From the above data and examples, it should be clear to those skilled in the art that the novel salts of compound 125 described in the present invention are a new, improved and valuable tool in therapy.

Claims (3)

1. A crystalline form of a salt of compound 125 having the formula:

it has an X-ray powder diffraction (CuK α source) pattern comprising characteristic peaks at about the following 2 θ angle values:

-maleate form I: 5.3, 6.0, 11.9, 12.7, 13.5, 14.5, 17.9, 19.4, 20.9, 22.9, 23.2, 24.7;

-maleate form II: 4.8, 9.6, 11.6, 15.7, 16.0, 16.7, 19.3, 20.9, 21.3, 22.1, 23.3, 27.7;

-maleate form III: 6.0, 11.8, 12.3, 13.3, 14.3, 16.3, 17.8, 20.8, 22.8, 24.3, 26.4, 27.6;

malonate type I: 11.5, 12.4, 14.3, 15.8, 18.8, 20.9, 21.8, 22.7, 23.0, 24.8;

-hydroxyacetate salt form I: 6.6, 11.8, 12.2, 12.7, 16.1, 17.5, 19.4, 21.9, 23.6, 23.9, 25.9, 27.8.

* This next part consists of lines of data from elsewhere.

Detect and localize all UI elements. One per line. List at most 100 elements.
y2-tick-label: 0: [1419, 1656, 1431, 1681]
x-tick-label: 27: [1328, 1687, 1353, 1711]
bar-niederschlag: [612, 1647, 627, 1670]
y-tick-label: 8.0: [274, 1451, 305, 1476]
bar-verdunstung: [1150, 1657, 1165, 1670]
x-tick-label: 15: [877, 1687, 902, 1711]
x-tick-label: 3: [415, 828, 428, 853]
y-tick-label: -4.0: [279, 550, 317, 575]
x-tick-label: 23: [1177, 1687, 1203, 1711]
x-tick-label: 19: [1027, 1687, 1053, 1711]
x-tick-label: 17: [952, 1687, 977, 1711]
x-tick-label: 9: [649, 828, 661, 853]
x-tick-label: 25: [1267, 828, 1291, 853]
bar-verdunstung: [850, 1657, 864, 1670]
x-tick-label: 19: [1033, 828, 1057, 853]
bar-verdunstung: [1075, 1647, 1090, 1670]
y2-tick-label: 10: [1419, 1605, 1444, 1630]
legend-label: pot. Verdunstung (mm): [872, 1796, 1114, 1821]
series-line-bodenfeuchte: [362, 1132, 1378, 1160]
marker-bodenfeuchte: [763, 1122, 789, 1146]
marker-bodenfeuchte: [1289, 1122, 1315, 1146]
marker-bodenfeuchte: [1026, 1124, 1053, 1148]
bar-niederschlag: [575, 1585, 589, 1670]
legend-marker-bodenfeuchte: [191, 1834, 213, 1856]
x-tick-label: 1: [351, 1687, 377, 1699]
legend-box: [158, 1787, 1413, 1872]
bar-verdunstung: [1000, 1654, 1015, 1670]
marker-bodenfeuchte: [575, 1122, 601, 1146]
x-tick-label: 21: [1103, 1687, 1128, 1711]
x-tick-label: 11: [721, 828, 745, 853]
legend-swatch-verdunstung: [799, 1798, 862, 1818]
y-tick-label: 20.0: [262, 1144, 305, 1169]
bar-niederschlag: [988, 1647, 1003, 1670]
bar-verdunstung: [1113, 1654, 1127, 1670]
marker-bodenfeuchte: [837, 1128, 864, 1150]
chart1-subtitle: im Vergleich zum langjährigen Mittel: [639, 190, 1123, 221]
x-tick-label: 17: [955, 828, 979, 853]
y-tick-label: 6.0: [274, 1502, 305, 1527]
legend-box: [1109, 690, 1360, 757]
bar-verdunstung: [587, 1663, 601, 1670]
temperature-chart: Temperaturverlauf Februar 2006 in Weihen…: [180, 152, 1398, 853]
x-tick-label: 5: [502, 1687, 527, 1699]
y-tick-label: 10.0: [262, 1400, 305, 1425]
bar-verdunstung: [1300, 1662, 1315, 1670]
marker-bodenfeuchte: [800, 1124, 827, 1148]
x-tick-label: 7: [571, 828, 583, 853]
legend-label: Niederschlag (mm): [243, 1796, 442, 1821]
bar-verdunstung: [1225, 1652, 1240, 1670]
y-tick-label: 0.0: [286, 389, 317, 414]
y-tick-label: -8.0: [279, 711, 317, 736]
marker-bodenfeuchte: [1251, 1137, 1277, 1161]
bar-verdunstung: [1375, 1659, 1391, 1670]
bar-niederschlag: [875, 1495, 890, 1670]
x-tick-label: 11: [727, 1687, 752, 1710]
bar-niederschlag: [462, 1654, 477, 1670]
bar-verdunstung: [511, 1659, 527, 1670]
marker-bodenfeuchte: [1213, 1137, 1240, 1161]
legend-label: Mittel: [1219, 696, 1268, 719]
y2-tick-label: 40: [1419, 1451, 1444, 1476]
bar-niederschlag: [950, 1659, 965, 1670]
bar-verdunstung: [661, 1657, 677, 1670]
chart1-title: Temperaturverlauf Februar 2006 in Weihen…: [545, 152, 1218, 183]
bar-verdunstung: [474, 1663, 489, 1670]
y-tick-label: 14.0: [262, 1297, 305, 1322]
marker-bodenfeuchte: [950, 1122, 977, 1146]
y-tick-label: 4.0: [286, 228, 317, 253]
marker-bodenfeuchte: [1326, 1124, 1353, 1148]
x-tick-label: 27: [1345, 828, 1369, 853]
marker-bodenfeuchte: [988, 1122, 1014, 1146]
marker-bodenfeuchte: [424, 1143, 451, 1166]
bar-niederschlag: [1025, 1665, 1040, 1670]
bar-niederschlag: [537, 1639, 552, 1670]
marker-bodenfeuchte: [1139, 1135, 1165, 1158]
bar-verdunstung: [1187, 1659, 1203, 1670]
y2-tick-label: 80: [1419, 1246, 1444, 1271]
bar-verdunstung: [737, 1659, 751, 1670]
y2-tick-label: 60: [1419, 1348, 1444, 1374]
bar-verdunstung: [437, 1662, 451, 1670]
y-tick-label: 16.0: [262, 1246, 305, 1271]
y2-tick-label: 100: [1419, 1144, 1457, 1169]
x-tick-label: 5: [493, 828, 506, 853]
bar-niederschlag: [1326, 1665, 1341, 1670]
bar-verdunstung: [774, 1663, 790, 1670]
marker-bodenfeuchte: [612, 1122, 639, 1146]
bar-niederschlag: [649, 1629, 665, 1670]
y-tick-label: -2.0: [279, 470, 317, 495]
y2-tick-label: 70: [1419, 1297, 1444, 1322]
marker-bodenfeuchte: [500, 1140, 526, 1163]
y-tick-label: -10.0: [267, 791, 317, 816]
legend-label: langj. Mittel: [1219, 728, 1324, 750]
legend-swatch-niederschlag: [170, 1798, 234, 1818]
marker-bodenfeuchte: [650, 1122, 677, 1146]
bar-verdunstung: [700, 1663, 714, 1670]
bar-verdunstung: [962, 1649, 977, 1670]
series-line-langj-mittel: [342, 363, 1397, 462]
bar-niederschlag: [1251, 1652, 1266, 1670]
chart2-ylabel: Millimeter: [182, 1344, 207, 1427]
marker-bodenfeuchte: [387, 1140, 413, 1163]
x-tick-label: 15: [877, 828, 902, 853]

2. A pharmaceutical composition comprising as active ingredient a crystalline form of a salt of compound 125 as defined in claim 1, together with pharmaceutically acceptable excipients and/or carriers.

3. Use of a crystalline form of a salt of compound 125 as defined in claim 1 for the preparation of a medicament for the treatment of a disease state treatable by CDK inhibition.